This review may contain spoilers. I can handle the truth.
josh lewis’s review published on Letterboxd:
This review may contain spoilers.
i imagine people hoping for Unbreakable or Signs or The Village era shyamalan will be disappointed that this is much closer to a strange hybrid between the equally goofy and chilling mood of unreality amidst social breakdown in The Happening and the familial breakdown/estrangement/tragedy as conceptual genre exercise in The Visit. but if that appeals to you (as it did to me) i think there's a lot to love here. namely the formal presentation of the premise itself; beautiful 35mm imagery of the elemental serving as this "natural", neutral force of power vs. a never-ending series of intentionally orchestrated, perversely emotional body horror setpieces trapped inside that imagery. where mortality and decades of life experience is collapsed into a not just a cleverly accelerated logistical timeframe but sometimes a single roaming, slow-pan tracking shot. there's a visceral impact to its genre shocks (that reveal of the belly nearly knocked me out of my seat) and an emotional clarity to the human faces reacting to the incomprehensibility of them in all matter of unbearably fragmented close-ups.

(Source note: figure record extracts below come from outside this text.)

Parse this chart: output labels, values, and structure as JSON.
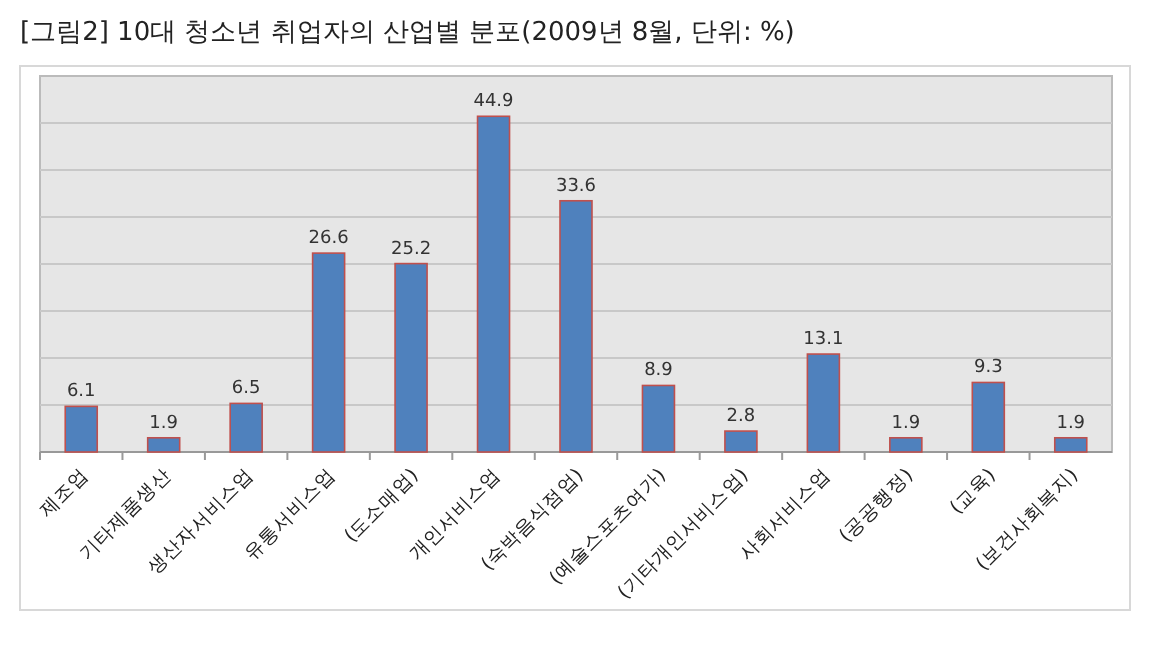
{
  "chart_data": {
    "type": "bar",
    "title": "[그림2] 10대 청소년 취업자의 산업별 분포(2009년 8월, 단위: %)",
    "categories": [
      "제조업",
      "기타제품생산",
      "생산자서비스업",
      "유통서비스업",
      "(도소매업)",
      "개인서비스업",
      "(숙박음식점업)",
      "(예술스포츠여가)",
      "(기타개인서비스업)",
      "사회서비스업",
      "(공공행정)",
      "(교육)",
      "(보건사회복지)"
    ],
    "values": [
      6.1,
      1.9,
      6.5,
      26.6,
      25.2,
      44.9,
      33.6,
      8.9,
      2.8,
      13.1,
      1.9,
      9.3,
      1.9
    ],
    "color": "#4f81bd",
    "data_labels": true,
    "grid": "y"
  }
}
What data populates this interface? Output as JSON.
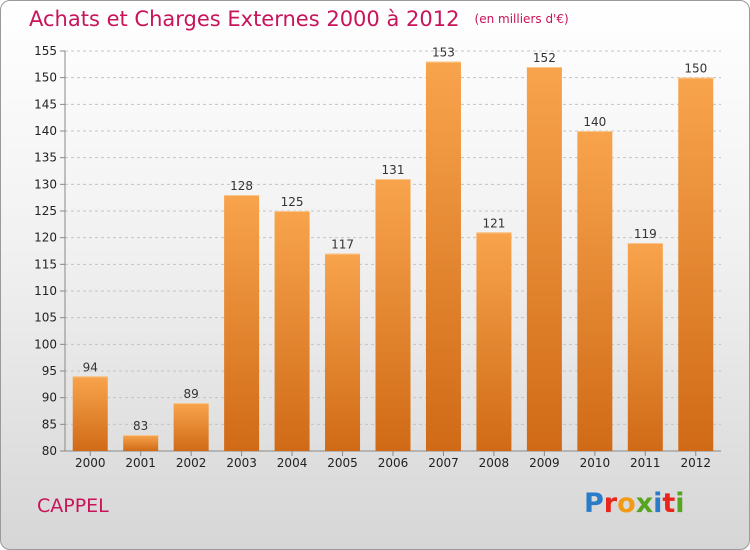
{
  "header": {
    "title": "Achats et Charges Externes 2000 à 2012",
    "unit": "(en milliers d'€)"
  },
  "footer": {
    "commune": "CAPPEL",
    "logo_text": "Proxiti"
  },
  "colors": {
    "title": "#c8145a",
    "bar_light": "#f8a44d",
    "bar_dark": "#d06a16"
  },
  "chart_data": {
    "type": "bar",
    "title": "Achats et Charges Externes 2000 à 2012",
    "subtitle": "(en milliers d'€)",
    "xlabel": "",
    "ylabel": "",
    "categories": [
      "2000",
      "2001",
      "2002",
      "2003",
      "2004",
      "2005",
      "2006",
      "2007",
      "2008",
      "2009",
      "2010",
      "2011",
      "2012"
    ],
    "values": [
      94,
      83,
      89,
      128,
      125,
      117,
      131,
      153,
      121,
      152,
      140,
      119,
      150
    ],
    "ylim": [
      80,
      155
    ],
    "yticks": [
      80,
      85,
      90,
      95,
      100,
      105,
      110,
      115,
      120,
      125,
      130,
      135,
      140,
      145,
      150,
      155
    ],
    "grid": true
  }
}
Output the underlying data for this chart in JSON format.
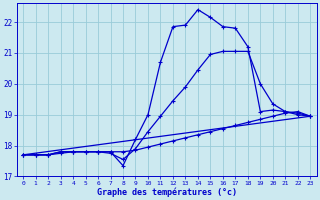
{
  "title": "Graphe des températures (°c)",
  "bg_color": "#cce9f0",
  "grid_color": "#99ccd9",
  "line_color": "#0000cc",
  "spine_color": "#0000cc",
  "xlim": [
    -0.5,
    23.5
  ],
  "ylim": [
    17.0,
    22.6
  ],
  "xtick_labels": [
    "0",
    "1",
    "2",
    "3",
    "4",
    "5",
    "6",
    "7",
    "8",
    "9",
    "10",
    "11",
    "12",
    "13",
    "14",
    "15",
    "16",
    "17",
    "18",
    "19",
    "20",
    "21",
    "22",
    "23"
  ],
  "ytick_labels": [
    "17",
    "18",
    "19",
    "20",
    "21",
    "22"
  ],
  "ytick_vals": [
    17,
    18,
    19,
    20,
    21,
    22
  ],
  "series1_x": [
    0,
    1,
    2,
    3,
    4,
    5,
    6,
    7,
    8,
    9,
    10,
    11,
    12,
    13,
    14,
    15,
    16,
    17,
    18,
    19,
    20,
    21,
    22,
    23
  ],
  "series1_y": [
    17.7,
    17.7,
    17.7,
    17.8,
    17.8,
    17.8,
    17.8,
    17.8,
    17.35,
    18.2,
    19.0,
    20.7,
    21.85,
    21.9,
    22.4,
    22.15,
    21.85,
    21.8,
    21.2,
    19.1,
    19.15,
    19.1,
    19.05,
    18.95
  ],
  "series2_x": [
    0,
    1,
    2,
    3,
    4,
    5,
    6,
    7,
    8,
    9,
    10,
    11,
    12,
    13,
    14,
    15,
    16,
    17,
    18,
    19,
    20,
    21,
    22,
    23
  ],
  "series2_y": [
    17.7,
    17.7,
    17.7,
    17.8,
    17.8,
    17.8,
    17.8,
    17.75,
    17.55,
    17.9,
    18.45,
    18.95,
    19.45,
    19.9,
    20.45,
    20.95,
    21.05,
    21.05,
    21.05,
    20.0,
    19.35,
    19.1,
    19.0,
    18.95
  ],
  "series3_x": [
    0,
    1,
    2,
    3,
    4,
    5,
    6,
    7,
    8,
    9,
    10,
    11,
    12,
    13,
    14,
    15,
    16,
    17,
    18,
    19,
    20,
    21,
    22,
    23
  ],
  "series3_y": [
    17.7,
    17.7,
    17.7,
    17.75,
    17.8,
    17.8,
    17.8,
    17.8,
    17.8,
    17.85,
    17.95,
    18.05,
    18.15,
    18.25,
    18.35,
    18.45,
    18.55,
    18.65,
    18.75,
    18.85,
    18.95,
    19.05,
    19.1,
    18.95
  ],
  "series4_x": [
    0,
    23
  ],
  "series4_y": [
    17.7,
    18.95
  ]
}
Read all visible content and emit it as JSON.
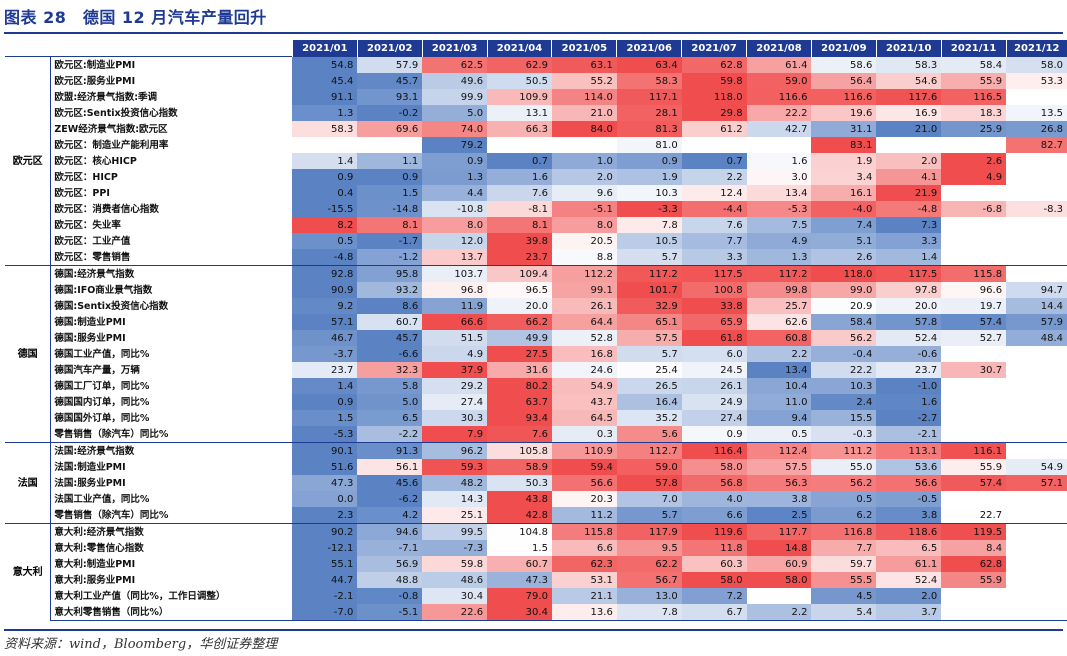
{
  "title": "图表 28　德国 12 月汽车产量回升",
  "source": "资料来源：wind，Bloomberg，华创证券整理",
  "months": [
    "2021/01",
    "2021/02",
    "2021/03",
    "2021/04",
    "2021/05",
    "2021/06",
    "2021/07",
    "2021/08",
    "2021/09",
    "2021/10",
    "2021/11",
    "2021/12"
  ],
  "groups": [
    {
      "region": "欧元区",
      "rows": [
        {
          "label": "欧元区:制造业PMI",
          "values": [
            "54.8",
            "57.9",
            "62.5",
            "62.9",
            "63.1",
            "63.4",
            "62.8",
            "61.4",
            "58.6",
            "58.3",
            "58.4",
            "58.0"
          ]
        },
        {
          "label": "欧元区:服务业PMI",
          "values": [
            "45.4",
            "45.7",
            "49.6",
            "50.5",
            "55.2",
            "58.3",
            "59.8",
            "59.0",
            "56.4",
            "54.6",
            "55.9",
            "53.3"
          ]
        },
        {
          "label": "欧盟:经济景气指数:季调",
          "values": [
            "91.1",
            "93.1",
            "99.9",
            "109.9",
            "114.0",
            "117.1",
            "118.0",
            "116.6",
            "116.6",
            "117.6",
            "116.5",
            ""
          ]
        },
        {
          "label": "欧元区:Sentix投资信心指数",
          "values": [
            "1.3",
            "-0.2",
            "5.0",
            "13.1",
            "21.0",
            "28.1",
            "29.8",
            "22.2",
            "19.6",
            "16.9",
            "18.3",
            "13.5"
          ]
        },
        {
          "label": "ZEW经济景气指数:欧元区",
          "values": [
            "58.3",
            "69.6",
            "74.0",
            "66.3",
            "84.0",
            "81.3",
            "61.2",
            "42.7",
            "31.1",
            "21.0",
            "25.9",
            "26.8"
          ]
        },
        {
          "label": "欧元区：制造业产能利用率",
          "values": [
            "",
            "",
            "79.2",
            "",
            "",
            "81.0",
            "",
            "",
            "83.1",
            "",
            "",
            "82.7"
          ]
        },
        {
          "label": "欧元区：核心HICP",
          "values": [
            "1.4",
            "1.1",
            "0.9",
            "0.7",
            "1.0",
            "0.9",
            "0.7",
            "1.6",
            "1.9",
            "2.0",
            "2.6",
            ""
          ]
        },
        {
          "label": "欧元区：HICP",
          "values": [
            "0.9",
            "0.9",
            "1.3",
            "1.6",
            "2.0",
            "1.9",
            "2.2",
            "3.0",
            "3.4",
            "4.1",
            "4.9",
            ""
          ]
        },
        {
          "label": "欧元区：PPI",
          "values": [
            "0.4",
            "1.5",
            "4.4",
            "7.6",
            "9.6",
            "10.3",
            "12.4",
            "13.4",
            "16.1",
            "21.9",
            "",
            ""
          ]
        },
        {
          "label": "欧元区：消费者信心指数",
          "values": [
            "-15.5",
            "-14.8",
            "-10.8",
            "-8.1",
            "-5.1",
            "-3.3",
            "-4.4",
            "-5.3",
            "-4.0",
            "-4.8",
            "-6.8",
            "-8.3"
          ]
        },
        {
          "label": "欧元区：失业率",
          "values": [
            "8.2",
            "8.1",
            "8.0",
            "8.1",
            "8.0",
            "7.8",
            "7.6",
            "7.5",
            "7.4",
            "7.3",
            "",
            ""
          ]
        },
        {
          "label": "欧元区：工业产值",
          "values": [
            "0.5",
            "-1.7",
            "12.0",
            "39.8",
            "20.5",
            "10.5",
            "7.7",
            "4.9",
            "5.1",
            "3.3",
            "",
            ""
          ]
        },
        {
          "label": "欧元区：零售销售",
          "values": [
            "-4.8",
            "-1.2",
            "13.7",
            "23.7",
            "8.8",
            "5.7",
            "3.3",
            "1.3",
            "2.6",
            "1.4",
            "",
            ""
          ]
        }
      ]
    },
    {
      "region": "德国",
      "rows": [
        {
          "label": "德国:经济景气指数",
          "values": [
            "92.8",
            "95.8",
            "103.7",
            "109.4",
            "112.2",
            "117.2",
            "117.5",
            "117.2",
            "118.0",
            "117.5",
            "115.8",
            ""
          ]
        },
        {
          "label": "德国:IFO商业景气指数",
          "values": [
            "90.9",
            "93.2",
            "96.8",
            "96.5",
            "99.1",
            "101.7",
            "100.8",
            "99.8",
            "99.0",
            "97.8",
            "96.6",
            "94.7"
          ]
        },
        {
          "label": "德国:Sentix投资信心指数",
          "values": [
            "9.2",
            "8.6",
            "11.9",
            "20.0",
            "26.1",
            "32.9",
            "33.8",
            "25.7",
            "20.9",
            "20.0",
            "19.7",
            "14.4"
          ]
        },
        {
          "label": "德国:制造业PMI",
          "values": [
            "57.1",
            "60.7",
            "66.6",
            "66.2",
            "64.4",
            "65.1",
            "65.9",
            "62.6",
            "58.4",
            "57.8",
            "57.4",
            "57.9"
          ]
        },
        {
          "label": "德国:服务业PMI",
          "values": [
            "46.7",
            "45.7",
            "51.5",
            "49.9",
            "52.8",
            "57.5",
            "61.8",
            "60.8",
            "56.2",
            "52.4",
            "52.7",
            "48.4"
          ]
        },
        {
          "label": "德国工业产值，同比%",
          "values": [
            "-3.7",
            "-6.6",
            "4.9",
            "27.5",
            "16.8",
            "5.7",
            "6.0",
            "2.2",
            "-0.4",
            "-0.6",
            "",
            ""
          ]
        },
        {
          "label": "德国汽车产量，万辆",
          "values": [
            "23.7",
            "32.3",
            "37.9",
            "31.6",
            "24.6",
            "25.4",
            "24.5",
            "13.4",
            "22.2",
            "23.7",
            "30.7",
            ""
          ]
        },
        {
          "label": "德国工厂订单，同比%",
          "values": [
            "1.4",
            "5.8",
            "29.2",
            "80.2",
            "54.9",
            "26.5",
            "26.1",
            "10.4",
            "10.3",
            "-1.0",
            "",
            ""
          ]
        },
        {
          "label": "德国国内订单，同比%",
          "values": [
            "0.9",
            "5.0",
            "27.4",
            "63.7",
            "43.7",
            "16.4",
            "24.9",
            "11.0",
            "2.4",
            "1.6",
            "",
            ""
          ]
        },
        {
          "label": "德国国外订单，同比%",
          "values": [
            "1.5",
            "6.5",
            "30.3",
            "93.4",
            "64.5",
            "35.2",
            "27.4",
            "9.4",
            "15.5",
            "-2.7",
            "",
            ""
          ]
        },
        {
          "label": "零售销售（除汽车）同比%",
          "values": [
            "-5.3",
            "-2.2",
            "7.9",
            "7.6",
            "0.3",
            "5.6",
            "0.9",
            "0.5",
            "-0.3",
            "-2.1",
            "",
            ""
          ]
        }
      ]
    },
    {
      "region": "法国",
      "rows": [
        {
          "label": "法国:经济景气指数",
          "values": [
            "90.1",
            "91.3",
            "96.2",
            "105.8",
            "110.9",
            "112.7",
            "116.4",
            "112.4",
            "111.2",
            "113.1",
            "116.1",
            ""
          ]
        },
        {
          "label": "法国:制造业PMI",
          "values": [
            "51.6",
            "56.1",
            "59.3",
            "58.9",
            "59.4",
            "59.0",
            "58.0",
            "57.5",
            "55.0",
            "53.6",
            "55.9",
            "54.9"
          ]
        },
        {
          "label": "法国:服务业PMI",
          "values": [
            "47.3",
            "45.6",
            "48.2",
            "50.3",
            "56.6",
            "57.8",
            "56.8",
            "56.3",
            "56.2",
            "56.6",
            "57.4",
            "57.1"
          ]
        },
        {
          "label": "法国工业产值，同比%",
          "values": [
            "0.0",
            "-6.2",
            "14.3",
            "43.8",
            "20.3",
            "7.0",
            "4.0",
            "3.8",
            "0.5",
            "-0.5",
            "",
            ""
          ]
        },
        {
          "label": "零售销售（除汽车）同比%",
          "values": [
            "2.3",
            "4.2",
            "25.1",
            "42.8",
            "11.2",
            "5.7",
            "6.6",
            "2.5",
            "6.2",
            "3.8",
            "22.7",
            ""
          ]
        }
      ]
    },
    {
      "region": "意大利",
      "rows": [
        {
          "label": "意大利:经济景气指数",
          "values": [
            "90.2",
            "94.6",
            "99.5",
            "104.8",
            "115.8",
            "117.9",
            "119.6",
            "117.7",
            "116.8",
            "118.6",
            "119.5",
            ""
          ]
        },
        {
          "label": "意大利:零售信心指数",
          "values": [
            "-12.1",
            "-7.1",
            "-7.3",
            "1.5",
            "6.6",
            "9.5",
            "11.8",
            "14.8",
            "7.7",
            "6.5",
            "8.4",
            ""
          ]
        },
        {
          "label": "意大利:制造业PMI",
          "values": [
            "55.1",
            "56.9",
            "59.8",
            "60.7",
            "62.3",
            "62.2",
            "60.3",
            "60.9",
            "59.7",
            "61.1",
            "62.8",
            ""
          ]
        },
        {
          "label": "意大利:服务业PMI",
          "values": [
            "44.7",
            "48.8",
            "48.6",
            "47.3",
            "53.1",
            "56.7",
            "58.0",
            "58.0",
            "55.5",
            "52.4",
            "55.9",
            ""
          ]
        },
        {
          "label": "意大利工业产值（同比%，工作日调整）",
          "values": [
            "-2.1",
            "-0.8",
            "30.4",
            "79.0",
            "21.1",
            "13.0",
            "7.2",
            "",
            "4.5",
            "2.0",
            "",
            ""
          ]
        },
        {
          "label": "意大利零售销售（同比%）",
          "values": [
            "-7.0",
            "-5.1",
            "22.6",
            "30.4",
            "13.6",
            "7.8",
            "6.7",
            "2.2",
            "5.4",
            "3.7",
            "",
            ""
          ]
        }
      ]
    }
  ]
}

but of course this wouldn't be shyamalan unless these horrors weren't also a (literal) test of what people are capable of overcoming under exceptional circumstances; how much we can physically/emotionally endure in microcosm so that the broader picture is one still of catharsis, or at the very least acceptance. and there are some really beautiful moments between characters here who over the course of the film change not just forms but minds, all the while still desperately reaching and feeling for each other based on their history together. on first watch im a bit fascinated with choice of finale (kind of like i was with Glass, but eventually came around to appreciating) which i think feels strangely clean and easy on immediate viewing but in thinking it through is still quite harrowing. anyone who's studied the basics of research ethics might find it an obvious, simplistic turn but personally i found the choice of intimate POV with the characters trying to make sense of it on the ground level before suddenly widening the distance like those experiences meant nothing now that they're over incredibly scary. "stop wishing away this moment."